Make the Register Allocator Loop-Aware
Currently the graph coloring register allocator has 2 spill cost functions: one that implements Chaitin’s spill cost function and one that just spills the longest live range. We currently use the latter. Neither of them have any knowledge of program structure’ the register allocator basically assumes all code runs an equal number of times and therefore it doesn’t matter where you insert spills. By making it aware of loops and biasing it to avoid spilling in them when possible loops can run significantly faster.
Currently if we have virtual registers born before a loop that are used in a large number of instructions before and after the loop but not in it we’ll avoid spilling them because it looks like we’ll have to reload them right away.
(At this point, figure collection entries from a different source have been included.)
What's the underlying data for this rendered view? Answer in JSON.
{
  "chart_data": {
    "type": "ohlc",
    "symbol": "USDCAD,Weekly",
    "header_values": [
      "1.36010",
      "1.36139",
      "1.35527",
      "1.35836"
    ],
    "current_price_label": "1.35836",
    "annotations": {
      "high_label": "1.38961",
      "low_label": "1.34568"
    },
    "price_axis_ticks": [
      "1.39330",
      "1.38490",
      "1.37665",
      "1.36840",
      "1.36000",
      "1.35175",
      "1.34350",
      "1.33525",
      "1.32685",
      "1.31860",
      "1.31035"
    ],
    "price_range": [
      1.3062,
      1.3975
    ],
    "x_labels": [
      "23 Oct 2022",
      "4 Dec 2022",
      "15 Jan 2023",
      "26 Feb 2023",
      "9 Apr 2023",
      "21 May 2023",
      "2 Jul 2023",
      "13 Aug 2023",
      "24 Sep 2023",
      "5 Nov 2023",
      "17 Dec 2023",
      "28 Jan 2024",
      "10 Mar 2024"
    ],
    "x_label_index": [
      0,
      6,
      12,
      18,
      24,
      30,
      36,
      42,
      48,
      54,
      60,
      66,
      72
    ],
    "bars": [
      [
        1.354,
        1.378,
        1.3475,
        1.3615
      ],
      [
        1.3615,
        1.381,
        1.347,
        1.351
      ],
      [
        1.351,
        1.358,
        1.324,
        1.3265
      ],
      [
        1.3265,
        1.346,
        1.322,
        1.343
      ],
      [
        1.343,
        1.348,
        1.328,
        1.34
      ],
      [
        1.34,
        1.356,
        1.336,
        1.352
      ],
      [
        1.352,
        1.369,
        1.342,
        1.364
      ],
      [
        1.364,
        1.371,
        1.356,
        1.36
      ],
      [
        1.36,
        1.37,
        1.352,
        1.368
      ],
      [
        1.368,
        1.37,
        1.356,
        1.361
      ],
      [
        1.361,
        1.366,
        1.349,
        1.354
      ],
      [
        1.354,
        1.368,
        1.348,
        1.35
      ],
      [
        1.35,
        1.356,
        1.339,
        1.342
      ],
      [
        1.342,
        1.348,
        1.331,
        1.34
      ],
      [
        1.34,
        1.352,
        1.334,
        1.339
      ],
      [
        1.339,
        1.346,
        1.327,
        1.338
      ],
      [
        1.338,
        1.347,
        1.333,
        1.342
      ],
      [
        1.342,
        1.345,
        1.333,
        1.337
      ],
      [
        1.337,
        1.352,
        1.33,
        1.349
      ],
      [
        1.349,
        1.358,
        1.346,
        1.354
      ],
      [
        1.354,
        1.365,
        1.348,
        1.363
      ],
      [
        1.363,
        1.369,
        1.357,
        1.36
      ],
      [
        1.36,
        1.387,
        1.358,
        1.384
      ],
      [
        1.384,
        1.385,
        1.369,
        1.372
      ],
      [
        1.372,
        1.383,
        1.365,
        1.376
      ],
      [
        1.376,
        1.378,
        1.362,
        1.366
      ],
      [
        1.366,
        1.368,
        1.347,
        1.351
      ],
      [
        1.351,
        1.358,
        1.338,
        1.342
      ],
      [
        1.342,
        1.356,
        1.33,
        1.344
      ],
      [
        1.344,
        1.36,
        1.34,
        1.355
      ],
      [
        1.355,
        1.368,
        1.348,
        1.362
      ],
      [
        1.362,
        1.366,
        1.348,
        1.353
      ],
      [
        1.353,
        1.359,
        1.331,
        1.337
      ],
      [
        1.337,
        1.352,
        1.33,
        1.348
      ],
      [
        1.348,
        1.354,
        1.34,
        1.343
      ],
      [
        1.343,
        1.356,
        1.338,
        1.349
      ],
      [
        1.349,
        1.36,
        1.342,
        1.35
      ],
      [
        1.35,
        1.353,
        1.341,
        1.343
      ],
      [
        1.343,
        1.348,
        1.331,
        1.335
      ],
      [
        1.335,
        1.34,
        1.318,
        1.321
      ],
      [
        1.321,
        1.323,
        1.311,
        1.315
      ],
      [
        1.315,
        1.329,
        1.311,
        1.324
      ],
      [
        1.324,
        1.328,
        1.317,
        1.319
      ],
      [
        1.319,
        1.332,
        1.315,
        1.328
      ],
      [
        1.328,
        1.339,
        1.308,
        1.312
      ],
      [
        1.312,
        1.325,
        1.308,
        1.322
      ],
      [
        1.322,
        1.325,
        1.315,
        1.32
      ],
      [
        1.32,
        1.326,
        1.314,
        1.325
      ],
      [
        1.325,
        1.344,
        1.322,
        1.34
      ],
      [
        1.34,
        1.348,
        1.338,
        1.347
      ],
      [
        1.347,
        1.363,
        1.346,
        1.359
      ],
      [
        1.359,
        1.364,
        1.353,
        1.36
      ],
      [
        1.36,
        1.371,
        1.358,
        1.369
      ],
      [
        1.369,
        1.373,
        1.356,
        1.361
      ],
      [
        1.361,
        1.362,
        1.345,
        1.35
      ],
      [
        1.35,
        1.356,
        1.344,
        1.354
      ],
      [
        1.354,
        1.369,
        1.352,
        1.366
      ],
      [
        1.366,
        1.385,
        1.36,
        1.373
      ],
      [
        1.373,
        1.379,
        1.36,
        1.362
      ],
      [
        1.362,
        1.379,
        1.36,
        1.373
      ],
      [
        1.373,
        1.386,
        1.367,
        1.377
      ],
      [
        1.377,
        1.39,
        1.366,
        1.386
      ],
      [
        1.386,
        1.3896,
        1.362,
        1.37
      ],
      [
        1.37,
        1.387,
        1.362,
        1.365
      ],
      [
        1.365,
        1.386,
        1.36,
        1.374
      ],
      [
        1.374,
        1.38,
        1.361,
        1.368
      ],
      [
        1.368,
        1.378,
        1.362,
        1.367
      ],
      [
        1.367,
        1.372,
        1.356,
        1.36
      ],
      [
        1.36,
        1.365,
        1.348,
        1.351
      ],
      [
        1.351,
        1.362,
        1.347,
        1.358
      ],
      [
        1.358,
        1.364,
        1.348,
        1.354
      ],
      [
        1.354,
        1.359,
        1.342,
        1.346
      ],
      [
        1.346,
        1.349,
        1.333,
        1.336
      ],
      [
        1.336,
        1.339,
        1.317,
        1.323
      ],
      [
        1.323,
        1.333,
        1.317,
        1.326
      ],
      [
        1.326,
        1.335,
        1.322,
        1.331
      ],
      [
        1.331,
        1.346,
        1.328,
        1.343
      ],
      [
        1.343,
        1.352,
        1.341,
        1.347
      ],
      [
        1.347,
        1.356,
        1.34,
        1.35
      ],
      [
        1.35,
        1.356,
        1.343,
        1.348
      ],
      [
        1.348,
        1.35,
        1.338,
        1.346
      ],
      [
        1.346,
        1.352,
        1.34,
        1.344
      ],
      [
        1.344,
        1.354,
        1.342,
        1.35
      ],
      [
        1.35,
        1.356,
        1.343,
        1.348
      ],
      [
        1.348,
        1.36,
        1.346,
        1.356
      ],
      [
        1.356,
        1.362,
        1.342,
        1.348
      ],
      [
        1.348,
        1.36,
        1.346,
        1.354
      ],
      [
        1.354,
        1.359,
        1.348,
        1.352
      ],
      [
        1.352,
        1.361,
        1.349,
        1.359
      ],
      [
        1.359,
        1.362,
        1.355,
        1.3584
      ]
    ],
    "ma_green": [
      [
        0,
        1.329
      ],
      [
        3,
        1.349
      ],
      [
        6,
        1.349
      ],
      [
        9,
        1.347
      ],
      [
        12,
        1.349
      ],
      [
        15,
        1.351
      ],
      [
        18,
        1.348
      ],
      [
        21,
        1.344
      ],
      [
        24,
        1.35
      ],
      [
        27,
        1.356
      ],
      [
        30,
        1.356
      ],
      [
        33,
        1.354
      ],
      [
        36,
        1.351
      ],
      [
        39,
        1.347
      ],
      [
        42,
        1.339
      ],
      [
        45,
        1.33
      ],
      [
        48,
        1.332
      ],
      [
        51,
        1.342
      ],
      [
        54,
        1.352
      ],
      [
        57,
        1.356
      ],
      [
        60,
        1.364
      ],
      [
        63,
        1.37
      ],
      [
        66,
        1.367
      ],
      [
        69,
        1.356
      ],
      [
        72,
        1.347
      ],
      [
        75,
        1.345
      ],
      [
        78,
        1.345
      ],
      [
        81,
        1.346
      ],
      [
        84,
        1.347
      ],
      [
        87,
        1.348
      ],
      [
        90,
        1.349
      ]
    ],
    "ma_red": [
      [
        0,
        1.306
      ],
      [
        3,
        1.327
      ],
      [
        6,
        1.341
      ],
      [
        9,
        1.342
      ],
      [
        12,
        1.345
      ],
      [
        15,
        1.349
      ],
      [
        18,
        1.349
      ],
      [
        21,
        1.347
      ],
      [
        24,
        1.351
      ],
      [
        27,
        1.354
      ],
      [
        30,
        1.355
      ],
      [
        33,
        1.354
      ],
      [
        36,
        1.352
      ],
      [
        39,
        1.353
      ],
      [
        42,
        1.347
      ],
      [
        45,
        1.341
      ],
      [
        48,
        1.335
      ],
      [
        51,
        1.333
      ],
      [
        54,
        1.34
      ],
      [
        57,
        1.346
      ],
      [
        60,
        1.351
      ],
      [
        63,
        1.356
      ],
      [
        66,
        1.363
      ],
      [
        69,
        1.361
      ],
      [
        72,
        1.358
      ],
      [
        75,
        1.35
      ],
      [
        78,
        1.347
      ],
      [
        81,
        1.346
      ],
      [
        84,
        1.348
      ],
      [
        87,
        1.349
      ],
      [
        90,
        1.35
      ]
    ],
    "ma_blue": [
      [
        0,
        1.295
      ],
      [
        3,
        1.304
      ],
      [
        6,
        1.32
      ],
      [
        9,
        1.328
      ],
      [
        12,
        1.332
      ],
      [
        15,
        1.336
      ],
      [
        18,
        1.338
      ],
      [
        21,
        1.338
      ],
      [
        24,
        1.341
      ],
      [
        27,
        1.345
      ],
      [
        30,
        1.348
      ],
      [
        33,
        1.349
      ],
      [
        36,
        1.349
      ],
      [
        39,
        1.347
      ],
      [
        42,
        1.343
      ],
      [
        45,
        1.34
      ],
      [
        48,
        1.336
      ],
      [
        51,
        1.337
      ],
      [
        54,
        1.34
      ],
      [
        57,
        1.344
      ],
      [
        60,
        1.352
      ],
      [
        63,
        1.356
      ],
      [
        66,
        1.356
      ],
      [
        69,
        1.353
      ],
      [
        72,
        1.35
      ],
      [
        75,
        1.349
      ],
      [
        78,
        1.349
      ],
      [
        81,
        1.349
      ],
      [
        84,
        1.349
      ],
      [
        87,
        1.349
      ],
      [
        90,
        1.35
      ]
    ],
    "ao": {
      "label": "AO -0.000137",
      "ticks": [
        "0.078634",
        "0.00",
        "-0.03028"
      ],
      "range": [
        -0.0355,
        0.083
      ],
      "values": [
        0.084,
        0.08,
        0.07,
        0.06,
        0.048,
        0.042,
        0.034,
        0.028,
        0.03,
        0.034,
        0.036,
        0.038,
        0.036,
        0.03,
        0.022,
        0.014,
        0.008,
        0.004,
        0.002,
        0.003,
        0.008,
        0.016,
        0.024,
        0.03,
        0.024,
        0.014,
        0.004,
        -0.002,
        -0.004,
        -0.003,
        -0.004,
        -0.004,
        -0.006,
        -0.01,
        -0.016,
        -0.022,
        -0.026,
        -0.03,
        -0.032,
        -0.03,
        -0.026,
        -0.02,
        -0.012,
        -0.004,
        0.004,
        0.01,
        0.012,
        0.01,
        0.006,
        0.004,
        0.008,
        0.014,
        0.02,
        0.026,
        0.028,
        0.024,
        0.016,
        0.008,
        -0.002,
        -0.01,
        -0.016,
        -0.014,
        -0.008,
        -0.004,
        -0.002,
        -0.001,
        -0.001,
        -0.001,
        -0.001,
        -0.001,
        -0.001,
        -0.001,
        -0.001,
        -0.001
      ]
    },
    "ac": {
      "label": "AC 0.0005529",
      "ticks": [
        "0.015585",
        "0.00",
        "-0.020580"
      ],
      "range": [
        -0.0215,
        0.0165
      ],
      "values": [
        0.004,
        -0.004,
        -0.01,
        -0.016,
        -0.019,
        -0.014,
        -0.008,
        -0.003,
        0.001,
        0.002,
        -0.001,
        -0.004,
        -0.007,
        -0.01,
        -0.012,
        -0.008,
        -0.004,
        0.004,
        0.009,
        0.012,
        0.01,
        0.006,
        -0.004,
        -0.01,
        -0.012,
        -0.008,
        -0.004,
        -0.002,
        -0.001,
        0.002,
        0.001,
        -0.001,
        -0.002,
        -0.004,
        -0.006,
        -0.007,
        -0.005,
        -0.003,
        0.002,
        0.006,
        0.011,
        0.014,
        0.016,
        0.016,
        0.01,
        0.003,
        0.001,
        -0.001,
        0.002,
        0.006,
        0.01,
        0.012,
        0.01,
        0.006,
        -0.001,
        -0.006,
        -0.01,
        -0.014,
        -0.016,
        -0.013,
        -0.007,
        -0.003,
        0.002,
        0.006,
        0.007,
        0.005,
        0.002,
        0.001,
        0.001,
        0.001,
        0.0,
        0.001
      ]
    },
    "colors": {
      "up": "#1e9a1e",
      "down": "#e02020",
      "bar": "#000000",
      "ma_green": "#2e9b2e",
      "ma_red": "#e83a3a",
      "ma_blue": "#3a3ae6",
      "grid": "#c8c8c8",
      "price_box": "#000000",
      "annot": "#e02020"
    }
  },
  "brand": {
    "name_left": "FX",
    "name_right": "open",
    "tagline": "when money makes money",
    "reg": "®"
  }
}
In reality we won’t use them until the end of the loop which might be an order of magnitude of clock cycles later. So we’ll spill something else inside the loop which means every time the loop runs we run spill code.
Obviously we don’t actually write loops in Haskell but we definitely still have them underneath our abstractions. Since we don’t write them explicitly we have to find them in our output (which is what the bulk of LoopAnnotations.hs does). A loop is just a place where control flow doubles back on itself, so we walk through the jumps (we already know where these are because the output has been divided into basic blocks) and try to find places where that happens.
The goal is to have more intelligently placed spills and reloads instead of simply minimizing the number of them.